Brüssel und Berlin begrüßen deutliches Votum

Lettische Spitzenpolitiker begrüßten das Bürgervotum. Präsidentin Vaira Vike-Freiberga sprach von einer "neuen Etappe unserer Geschichte". Ministerpräsident Einars Repse sagte: "Wir haben für Sicherheit, Stabilität, Entwicklung gestimmt und für die Zukunft unserer Kinder und das Wohlergehen unseres Landes." Außenministerin Sandra Kalniete kündigte an, Lettland werde eine "aktive und konstruktive Rolle in der Union suchen".

Aus Brüssel gratulierte EU-Kommissionspräsident Romano Prodi. Die EU sei "glücklich" über den lettischen Entscheid. Die positiven EU- Referenden in Europa sollten "uns ermutigen, noch entschlossener für die Vereinigung des Kontinents einzutreten", sagte Prodi. In Berlin sprach Bundeskanzler Gerhard Schröder von einer Rückkehr des baltischen Staates in die europäische Familie. Bundesaußenminister Joschka Fischer sagte, die Letten hätten "mit ihrem klaren Votum auch über die zukünftige Gestalt Europas entschieden".
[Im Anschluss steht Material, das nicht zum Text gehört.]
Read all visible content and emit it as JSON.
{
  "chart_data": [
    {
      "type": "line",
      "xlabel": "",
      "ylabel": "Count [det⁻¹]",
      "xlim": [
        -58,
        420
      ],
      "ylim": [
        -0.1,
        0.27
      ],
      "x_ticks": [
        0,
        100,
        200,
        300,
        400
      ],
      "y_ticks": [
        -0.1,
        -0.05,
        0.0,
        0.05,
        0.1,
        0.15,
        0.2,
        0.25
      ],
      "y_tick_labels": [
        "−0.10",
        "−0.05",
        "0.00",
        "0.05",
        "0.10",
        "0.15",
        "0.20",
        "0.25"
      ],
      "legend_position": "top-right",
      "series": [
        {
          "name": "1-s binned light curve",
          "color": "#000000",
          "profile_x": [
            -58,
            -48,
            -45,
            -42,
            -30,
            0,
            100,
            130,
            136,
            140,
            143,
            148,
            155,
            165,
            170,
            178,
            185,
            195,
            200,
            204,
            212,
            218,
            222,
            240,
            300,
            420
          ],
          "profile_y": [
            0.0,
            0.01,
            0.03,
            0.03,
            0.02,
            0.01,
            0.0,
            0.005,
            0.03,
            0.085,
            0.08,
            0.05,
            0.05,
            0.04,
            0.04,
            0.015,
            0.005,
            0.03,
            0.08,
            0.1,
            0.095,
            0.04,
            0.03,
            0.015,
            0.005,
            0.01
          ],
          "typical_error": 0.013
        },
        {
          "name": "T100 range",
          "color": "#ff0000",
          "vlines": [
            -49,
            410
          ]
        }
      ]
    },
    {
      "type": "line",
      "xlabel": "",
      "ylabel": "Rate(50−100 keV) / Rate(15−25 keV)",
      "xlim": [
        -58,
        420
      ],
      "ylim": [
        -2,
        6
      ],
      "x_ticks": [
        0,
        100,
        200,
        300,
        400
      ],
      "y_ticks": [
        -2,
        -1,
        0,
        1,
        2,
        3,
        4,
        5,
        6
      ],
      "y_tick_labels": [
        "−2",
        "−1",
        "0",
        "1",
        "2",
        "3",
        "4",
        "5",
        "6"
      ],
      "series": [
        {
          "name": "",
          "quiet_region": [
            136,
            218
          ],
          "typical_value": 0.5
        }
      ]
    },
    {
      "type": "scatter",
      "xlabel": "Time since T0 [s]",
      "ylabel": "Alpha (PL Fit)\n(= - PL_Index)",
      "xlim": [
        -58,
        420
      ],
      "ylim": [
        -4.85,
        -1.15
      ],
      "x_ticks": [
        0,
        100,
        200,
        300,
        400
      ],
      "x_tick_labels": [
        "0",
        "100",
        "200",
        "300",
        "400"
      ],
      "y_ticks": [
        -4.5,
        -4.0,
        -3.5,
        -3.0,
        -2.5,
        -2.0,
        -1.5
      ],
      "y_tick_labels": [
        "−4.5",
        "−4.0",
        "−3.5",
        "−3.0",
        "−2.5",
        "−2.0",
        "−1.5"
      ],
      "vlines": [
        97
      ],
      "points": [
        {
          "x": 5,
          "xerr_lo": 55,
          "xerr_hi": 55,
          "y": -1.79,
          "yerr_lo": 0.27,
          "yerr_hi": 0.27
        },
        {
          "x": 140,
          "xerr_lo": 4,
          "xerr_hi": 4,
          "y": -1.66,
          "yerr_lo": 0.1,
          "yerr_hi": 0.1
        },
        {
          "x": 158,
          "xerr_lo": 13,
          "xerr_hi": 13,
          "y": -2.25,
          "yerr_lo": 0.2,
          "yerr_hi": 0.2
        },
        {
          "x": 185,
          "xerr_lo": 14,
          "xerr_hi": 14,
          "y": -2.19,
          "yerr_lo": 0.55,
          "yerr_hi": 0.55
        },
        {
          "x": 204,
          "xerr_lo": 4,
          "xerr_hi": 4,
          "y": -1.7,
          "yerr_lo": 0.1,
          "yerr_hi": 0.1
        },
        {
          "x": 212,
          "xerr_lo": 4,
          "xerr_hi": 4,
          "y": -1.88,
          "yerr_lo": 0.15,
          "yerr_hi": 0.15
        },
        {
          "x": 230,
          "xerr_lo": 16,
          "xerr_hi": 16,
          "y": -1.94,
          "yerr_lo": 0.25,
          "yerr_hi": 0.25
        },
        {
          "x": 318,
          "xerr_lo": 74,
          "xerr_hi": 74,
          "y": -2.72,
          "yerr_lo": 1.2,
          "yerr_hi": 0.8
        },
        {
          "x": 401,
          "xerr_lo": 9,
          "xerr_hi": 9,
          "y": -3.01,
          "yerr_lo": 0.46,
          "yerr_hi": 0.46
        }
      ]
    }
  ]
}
Koalitionspartei wirft Regierungschef diktatorische Methoden vor

Unterdessen beherrscht in Lettland bereits wieder die Innenpolitik die politische Diskussion. Die erst seit einem Jahr regierende Vier-Parteien-Koalition steht vor dem Zerfall, nachdem Ministerpräsident Repse nicht mehr mit der Unterstützung der "Ersten Partei" rechnen kann.

Deren Parteivorsitzender hatte in der Wahlnacht davon gesprochen, dass Lettland mit Repse eine Diktatur drohe. Die Kommentatoren urteilten danach übereinstimmend, damit sei der seit längerem erwartete Koalitionsbruch vollzogen. Die "Erste Partei" war mit ihrer bereits getroffenen Entscheidung aus Rücksicht auf das Referendum erst nach der schließung der Wahllokale an die Öffentlichkeit gegangen. Repse kündigte an, dass an diesem Montag der Koalitionsausschuss zusammentreten werde.
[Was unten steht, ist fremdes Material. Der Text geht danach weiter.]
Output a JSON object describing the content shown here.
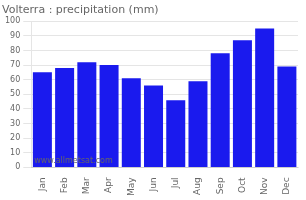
{
  "chart_data": {
    "type": "bar",
    "title": "Volterra : precipitation (mm)",
    "categories": [
      "Jan",
      "Feb",
      "Mar",
      "Apr",
      "May",
      "Jun",
      "Jul",
      "Aug",
      "Sep",
      "Oct",
      "Nov",
      "Dec"
    ],
    "values": [
      65,
      68,
      72,
      70,
      61,
      56,
      46,
      59,
      78,
      87,
      95,
      69
    ],
    "color": "#1a1aee",
    "ylim": [
      0,
      100
    ],
    "yticks": [
      0,
      10,
      20,
      30,
      40,
      50,
      60,
      70,
      80,
      90,
      100
    ],
    "grid": true,
    "annotations": [
      "www.allmetsat.com"
    ]
  }
}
Spitzenpolitiker aller Fraktionen erörterten parallel dazu bereits neue Bündnismöglichkeiten. Dabei sind Schwierigkeiten zu erwarten, weil die größte, von der russischen Minderheit geprägte Oppositionspartei "Für Menschenrechte im vereinten Lettland" weithin als nicht koalitionsfähig gilt.
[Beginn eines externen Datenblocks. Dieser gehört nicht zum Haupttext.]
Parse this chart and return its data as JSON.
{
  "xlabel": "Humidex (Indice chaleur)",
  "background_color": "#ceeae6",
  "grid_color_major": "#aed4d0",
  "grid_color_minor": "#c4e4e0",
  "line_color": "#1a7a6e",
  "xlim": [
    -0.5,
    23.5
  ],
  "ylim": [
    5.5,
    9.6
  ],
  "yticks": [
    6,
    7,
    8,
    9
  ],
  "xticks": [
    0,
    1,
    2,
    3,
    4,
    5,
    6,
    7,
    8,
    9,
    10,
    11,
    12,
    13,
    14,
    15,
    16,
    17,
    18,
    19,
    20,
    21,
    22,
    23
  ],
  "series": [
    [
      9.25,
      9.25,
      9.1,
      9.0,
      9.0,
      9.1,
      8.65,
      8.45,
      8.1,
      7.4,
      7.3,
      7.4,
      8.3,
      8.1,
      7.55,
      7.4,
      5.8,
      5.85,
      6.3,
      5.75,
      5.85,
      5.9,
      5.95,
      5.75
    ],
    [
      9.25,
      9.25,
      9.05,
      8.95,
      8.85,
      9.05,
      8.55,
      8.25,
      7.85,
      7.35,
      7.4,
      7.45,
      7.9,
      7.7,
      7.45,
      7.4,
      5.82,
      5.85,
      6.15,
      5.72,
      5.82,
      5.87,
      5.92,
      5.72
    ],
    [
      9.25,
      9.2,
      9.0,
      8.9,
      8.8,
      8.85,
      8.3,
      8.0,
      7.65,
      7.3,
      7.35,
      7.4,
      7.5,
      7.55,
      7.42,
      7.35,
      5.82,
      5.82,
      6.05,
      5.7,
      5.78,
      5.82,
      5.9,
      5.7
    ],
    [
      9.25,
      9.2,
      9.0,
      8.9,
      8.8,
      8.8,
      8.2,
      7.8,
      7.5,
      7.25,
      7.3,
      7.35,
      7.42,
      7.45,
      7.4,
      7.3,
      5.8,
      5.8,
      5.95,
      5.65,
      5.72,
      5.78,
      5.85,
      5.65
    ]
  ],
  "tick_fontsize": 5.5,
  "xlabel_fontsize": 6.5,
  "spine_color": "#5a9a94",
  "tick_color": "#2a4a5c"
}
Die Europäische Union besteht nach dem Beitritt der zehn Staaten im kommenden Mai aus insgesamt 25 Staaten mit knapp 454 Millionen Einwohnern. Bislang waren es 15 Staaten mit 379 Millionen Einwohnern. Die ehemalige Sowjetrepublik erhofft sich von der EU-Mitgliedschaft einen wirtschaftlichen Aufschwung. Skeptiker hatten argumentiert, der Beitritt zur Union gefährde die nationale Identität. Übereinstimmend wurde auf die hohe Wahlbeteiligung von 72,5 Prozent hingewiesen, die im europäischen Vergleich nur vom Referendum in Malta übertroffen wurde. "Die Bürger haben die Bedeutung der Entscheidung verstanden und sie nicht mit Tagespolitik vermischt", sagte Kalniete.

Die EU wird sich am 1. Mai nächsten Jahres um Lettland, Estland, Malta, Slowenien, Ungarn, Litauen, Polen, Tschechien, Zypern und die Slowakei erweitern. Bulgarien und Rumänien verhandeln derzeit über eine für 2007 anvisierte Mitgliedschaft.